Embedding types across modern architectures

Retrieval-Augmented Generation (RAG) — the technique powering many AI assistants — is fundamentally about embeddings. A document is split into chunks, each chunk is embedded into a vector, and all vectors are stored in a vector database. When you ask a question, it is also embedded; the nearest stored vectors (by cosine similarity) are retrieved and fed as context to the LLM.

Analogy — Address index is like Vector database

A traditional database index tells you “row 4,521 has the value ‘Paris’.” A vector database index tells you “these 10 embeddings are geometrically closest to your query embedding” — no exact match needed, just proximity in learned meaning-space.

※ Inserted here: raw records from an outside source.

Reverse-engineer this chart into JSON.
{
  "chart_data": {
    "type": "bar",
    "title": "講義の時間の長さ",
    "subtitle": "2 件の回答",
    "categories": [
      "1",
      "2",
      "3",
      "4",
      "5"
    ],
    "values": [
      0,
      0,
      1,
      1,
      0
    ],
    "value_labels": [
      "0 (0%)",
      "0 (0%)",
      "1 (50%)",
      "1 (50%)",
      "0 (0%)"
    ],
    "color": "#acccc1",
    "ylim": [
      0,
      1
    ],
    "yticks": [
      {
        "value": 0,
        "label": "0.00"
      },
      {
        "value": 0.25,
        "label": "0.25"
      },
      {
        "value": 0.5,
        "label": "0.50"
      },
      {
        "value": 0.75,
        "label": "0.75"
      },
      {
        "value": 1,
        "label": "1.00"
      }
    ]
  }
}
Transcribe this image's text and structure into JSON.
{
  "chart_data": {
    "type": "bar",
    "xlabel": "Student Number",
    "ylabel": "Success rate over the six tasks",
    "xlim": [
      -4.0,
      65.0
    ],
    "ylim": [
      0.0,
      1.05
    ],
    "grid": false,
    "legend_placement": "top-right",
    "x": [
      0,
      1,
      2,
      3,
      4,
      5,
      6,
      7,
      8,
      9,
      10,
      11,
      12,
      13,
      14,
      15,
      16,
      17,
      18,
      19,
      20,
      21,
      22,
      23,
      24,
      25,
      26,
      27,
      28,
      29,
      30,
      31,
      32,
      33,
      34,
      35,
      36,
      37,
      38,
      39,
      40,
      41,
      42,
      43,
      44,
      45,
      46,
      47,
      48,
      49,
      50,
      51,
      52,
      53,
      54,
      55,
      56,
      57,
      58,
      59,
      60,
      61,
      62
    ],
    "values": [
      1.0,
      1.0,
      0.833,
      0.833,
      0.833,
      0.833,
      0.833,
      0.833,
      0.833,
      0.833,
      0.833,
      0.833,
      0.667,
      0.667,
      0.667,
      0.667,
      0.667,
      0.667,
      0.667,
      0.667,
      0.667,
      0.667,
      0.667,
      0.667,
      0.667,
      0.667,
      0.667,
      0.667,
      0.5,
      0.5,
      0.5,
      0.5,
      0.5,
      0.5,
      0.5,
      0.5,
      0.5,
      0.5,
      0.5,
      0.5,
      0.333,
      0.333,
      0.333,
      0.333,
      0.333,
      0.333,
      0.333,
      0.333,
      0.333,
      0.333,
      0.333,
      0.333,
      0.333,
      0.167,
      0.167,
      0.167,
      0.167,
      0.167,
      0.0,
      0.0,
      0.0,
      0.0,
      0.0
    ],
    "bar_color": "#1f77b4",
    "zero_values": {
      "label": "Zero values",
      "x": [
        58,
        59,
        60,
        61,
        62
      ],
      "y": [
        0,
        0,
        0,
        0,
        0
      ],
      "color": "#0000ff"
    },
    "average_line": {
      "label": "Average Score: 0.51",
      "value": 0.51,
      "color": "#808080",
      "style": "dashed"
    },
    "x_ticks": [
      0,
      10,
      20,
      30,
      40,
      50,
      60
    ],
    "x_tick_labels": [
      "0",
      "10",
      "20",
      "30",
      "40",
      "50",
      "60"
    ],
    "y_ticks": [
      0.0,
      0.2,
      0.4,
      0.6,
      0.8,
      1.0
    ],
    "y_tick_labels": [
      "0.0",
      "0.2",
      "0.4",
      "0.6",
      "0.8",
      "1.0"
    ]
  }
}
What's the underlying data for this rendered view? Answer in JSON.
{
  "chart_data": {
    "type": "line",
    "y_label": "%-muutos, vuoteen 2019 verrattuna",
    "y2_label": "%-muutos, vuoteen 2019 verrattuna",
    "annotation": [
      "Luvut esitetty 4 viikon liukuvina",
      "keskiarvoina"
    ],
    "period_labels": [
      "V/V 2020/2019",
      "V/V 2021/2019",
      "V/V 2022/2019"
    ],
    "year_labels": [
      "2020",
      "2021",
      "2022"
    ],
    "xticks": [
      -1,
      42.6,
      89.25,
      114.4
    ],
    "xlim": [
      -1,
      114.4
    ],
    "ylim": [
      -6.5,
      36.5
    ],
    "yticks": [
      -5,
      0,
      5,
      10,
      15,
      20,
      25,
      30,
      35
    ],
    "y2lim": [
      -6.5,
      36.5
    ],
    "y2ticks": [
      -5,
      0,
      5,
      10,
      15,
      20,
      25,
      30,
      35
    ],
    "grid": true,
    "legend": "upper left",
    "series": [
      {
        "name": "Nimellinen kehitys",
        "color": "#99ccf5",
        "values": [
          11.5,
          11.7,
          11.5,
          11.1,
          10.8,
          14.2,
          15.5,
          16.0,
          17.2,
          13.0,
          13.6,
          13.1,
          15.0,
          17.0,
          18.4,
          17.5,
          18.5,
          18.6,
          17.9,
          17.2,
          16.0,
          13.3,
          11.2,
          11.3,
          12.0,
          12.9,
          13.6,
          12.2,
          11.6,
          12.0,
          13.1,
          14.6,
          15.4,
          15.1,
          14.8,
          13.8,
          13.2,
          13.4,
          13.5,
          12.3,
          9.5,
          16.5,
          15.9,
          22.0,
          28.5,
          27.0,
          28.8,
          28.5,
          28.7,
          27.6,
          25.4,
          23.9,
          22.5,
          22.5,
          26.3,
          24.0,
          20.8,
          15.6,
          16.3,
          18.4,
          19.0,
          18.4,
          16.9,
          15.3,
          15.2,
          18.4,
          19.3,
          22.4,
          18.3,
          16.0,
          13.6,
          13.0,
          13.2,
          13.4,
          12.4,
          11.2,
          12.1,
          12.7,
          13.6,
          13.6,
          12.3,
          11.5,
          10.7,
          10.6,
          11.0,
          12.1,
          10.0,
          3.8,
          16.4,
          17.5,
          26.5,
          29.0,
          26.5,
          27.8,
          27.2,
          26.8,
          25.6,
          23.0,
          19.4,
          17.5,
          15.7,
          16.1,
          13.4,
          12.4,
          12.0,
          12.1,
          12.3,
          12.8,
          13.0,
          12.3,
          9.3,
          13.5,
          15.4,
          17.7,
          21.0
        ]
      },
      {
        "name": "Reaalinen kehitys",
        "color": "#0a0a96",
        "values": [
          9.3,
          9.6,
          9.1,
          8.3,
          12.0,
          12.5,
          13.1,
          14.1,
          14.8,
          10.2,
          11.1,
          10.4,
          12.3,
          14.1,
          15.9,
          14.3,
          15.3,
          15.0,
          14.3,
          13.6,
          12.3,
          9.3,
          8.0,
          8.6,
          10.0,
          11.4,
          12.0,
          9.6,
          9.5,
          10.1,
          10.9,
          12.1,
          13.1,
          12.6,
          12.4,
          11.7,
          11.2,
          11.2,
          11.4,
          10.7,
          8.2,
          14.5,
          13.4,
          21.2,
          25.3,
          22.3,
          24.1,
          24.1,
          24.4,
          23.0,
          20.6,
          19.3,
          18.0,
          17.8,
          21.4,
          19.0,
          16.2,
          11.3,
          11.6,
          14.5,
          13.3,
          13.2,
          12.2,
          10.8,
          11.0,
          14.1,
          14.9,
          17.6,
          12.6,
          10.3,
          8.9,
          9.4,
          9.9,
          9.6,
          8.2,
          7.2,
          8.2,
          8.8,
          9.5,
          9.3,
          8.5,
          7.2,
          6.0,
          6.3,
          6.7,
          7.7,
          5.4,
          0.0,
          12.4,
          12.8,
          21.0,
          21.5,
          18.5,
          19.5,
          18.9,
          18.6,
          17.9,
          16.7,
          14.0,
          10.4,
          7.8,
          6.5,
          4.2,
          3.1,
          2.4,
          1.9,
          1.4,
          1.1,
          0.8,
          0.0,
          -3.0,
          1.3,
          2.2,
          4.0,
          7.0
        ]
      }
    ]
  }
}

Cosine similarity measures the angle between two vectors, ignoring their magnitudes. Two embeddings with cosine similarity near 1.0 are semantically similar; near −1.0, they’re semantically opposed; near 0, unrelated. It is the standard metric for embedding comparison.

cosine (a, b) = \frac{a \cdot b}{∥ a ∥ ∥ b ∥}

Check your understanding

In a RAG system, what is the query encoded into before searching the vector database?

End-of-lesson checkQ 1 / 4

A language model uses a vocabulary of 32,000 tokens and 1,024-dimensional embeddings. How many parameters are in its embedding matrix?

Ownable artifact — derive it yourself.

Sketch the full pipeline for the string "Hello world" on paper:

Write out the characters, then group them into tokens (use your intuition — “hello” is one, “world” is one, space is one).
Assign each token a made-up integer ID.
Draw the 3×4 embedding matrix (3 tokens, 4 dimensions). Fill each row with random numbers.
“Look up” each token: circle its row.
Now ask: if you trained this system to predict “world” given “Hello”, which row’s numbers would backpropagation update?

That sketch captures the entire mechanism: text → tokens → IDs → embedding lookup → gradient update.